Go through each column (or allele) for a set of haplotypes (e.g. people) and find the minimun and maximum value. If they are the same, you can ignore this column since they are all the same and so non-informative from a parsimony perspective. Assume they are different. For example, the minimum might be 13 and the maximum might be 16. This then requires three GATC characters. In general, if the difference is N, it requires N-1 characters. It doesn't matter which characters you use. I use A to mean a count of zero and G to mean a count of 1 so that 13 would be AAA, 14 would be AAG and 15 would be AGG and 16 would be GGG. Now you can see that the number of A-G transitions is in direct correspondence with the difference between the markers.
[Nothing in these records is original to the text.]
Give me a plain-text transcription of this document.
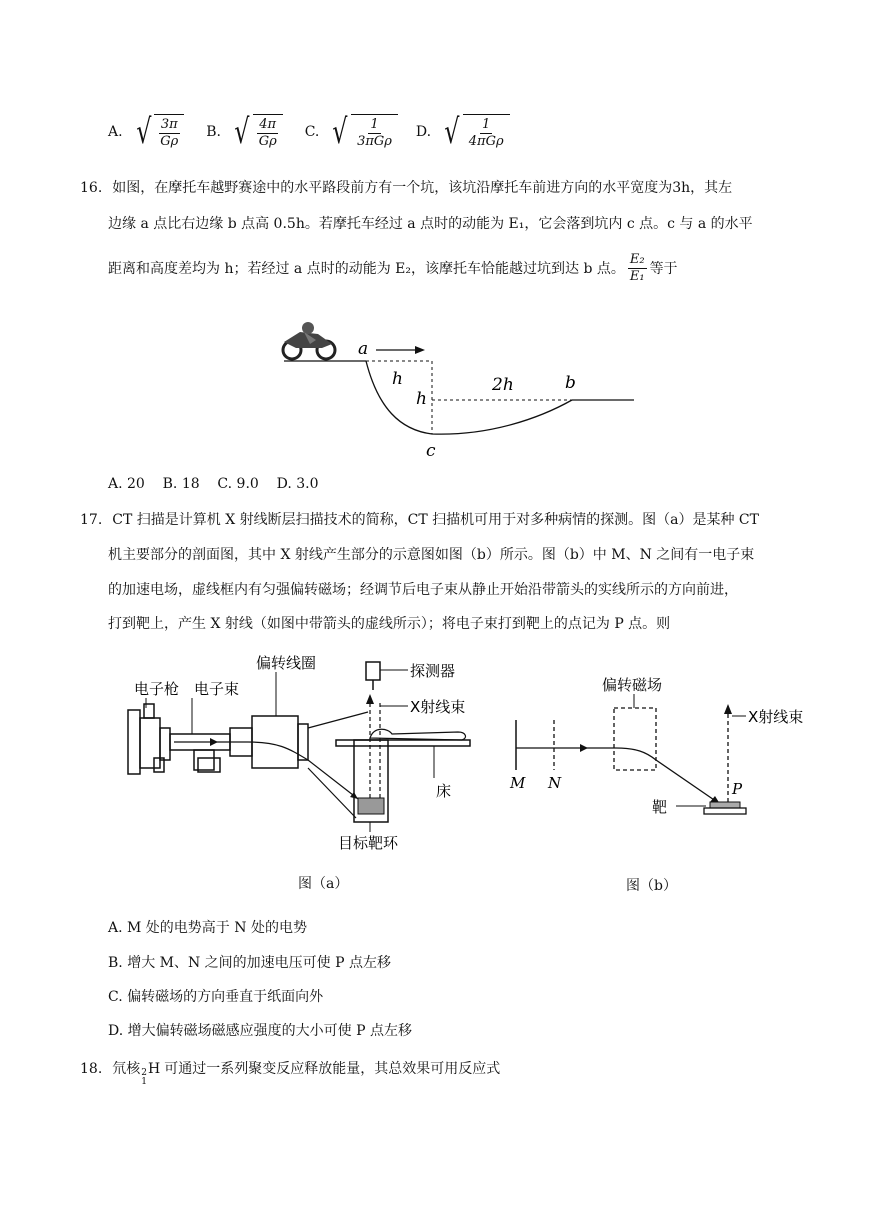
A. √ $\frac{3\pi}{G\rho} B$. √ $\frac{4\pi}{G\rho} C$. √ $\frac{1}{\text{3πGρ}} D$. √ $\frac{1}{\text{4πGρ}}$
16. 如图，在摩托车越野赛途中的水平路段前方有一个坑，该坑沿摩托车前进方向的水平宽度为3h，其左
边缘 a 点比右边缘 b 点高 0.5h。若摩托车经过 a 点时的动能为 E₁，它会落到坑内 c 点。c 与 a 的水平
距离和高度差均为 h；若经过 a 点时的动能为 E₂，该摩托车恰能越过坑到达 b 点。 $\frac{\text{E₂}}{\text{E₁}}$ 等于
a
h
h
2h	b
c
A. 20    B. 18    C. 9.0    D. 3.0
17. CT 扫描是计算机 X 射线断层扫描技术的简称，CT 扫描机可用于对多种病情的探测。图（a）是某种 CT
机主要部分的剖面图，其中 X 射线产生部分的示意图如图（b）所示。图（b）中 M、N 之间有一电子束
的加速电场，虚线框内有匀强偏转磁场；经调节后电子束从静止开始沿带箭头的实线所示的方向前进，
打到靶上，产生 X 射线（如图中带箭头的虚线所示）；将电子束打到靶上的点记为 P 点。则
电子枪 电子束
偏转线圈	探测器
X射线束
床
目标靶环
图（a）
偏转磁场
X射线束
M N	P
靶
图（b）
A. M 处的电势高于 N 处的电势
B. 增大 M、N 之间的加速电压可使 P 点左移
C. 偏转磁场的方向垂直于纸面向外
D. 增大偏转磁场磁感应强度的大小可使 P 点左移
18. 氘核 2
1
H 可通过一系列聚变反应释放能量，其总效果可用反应式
Missing data can be handled by almost all PHYLIP programs. Missing values are denoted by the X character so that if this column is missing for some haplotypes, it codes to XXX (or however many X are required for this column).

Finally, we need to address how to treat varying mutation rates and also SNP data. We treat SNP data the same way as STR data except that it is either on (G) or off (A). We also should use mutation rates for SNPs that are much, much smaller than STRs so that they take preference in the parsimony criteria. This brings us how to treat unequal mutation rates.

Assume for the moment that we have just two different mutation rates: the fast one, say 0.0100 and the slow one, say 0.0025. Note that the fast one is 4 times faster. It should occur roughly 4 times as frequent. So basically we would like to give the slow allele about 4 times as much weight. One mutation at the slow allele should be roughly as parsimonious as four mutations at the fast one.

This is easy enough to do. Just multiply the data in the slow column by 4. So now, a change by one marker in this column shows up as four mutations and therefore receives the correcting weighting. What makes this correct mathematically speaking is that (1-mu)^4 is approximately equal to 1-4*mu when mu is a small number. (This could be made more exact.)

To generalize this, find the fastest mutation rate, MU_FAST, and set the column weight to MU_FAST/mu, rounded to the nearest whole number. This rounding business introduces some inexactness into the process but mutation rates are not know that accurately anyway. SNPs have much, much smaller mutation rates than STRs and if we used the exact values, we would get enormous weights for those columns resulting in very long strings of GATC characters. In practice, I find that using mutation rates for SNPs that are only a few times smaller than the smallest STR rate works well enough to guarantee that the SNP structure is respected.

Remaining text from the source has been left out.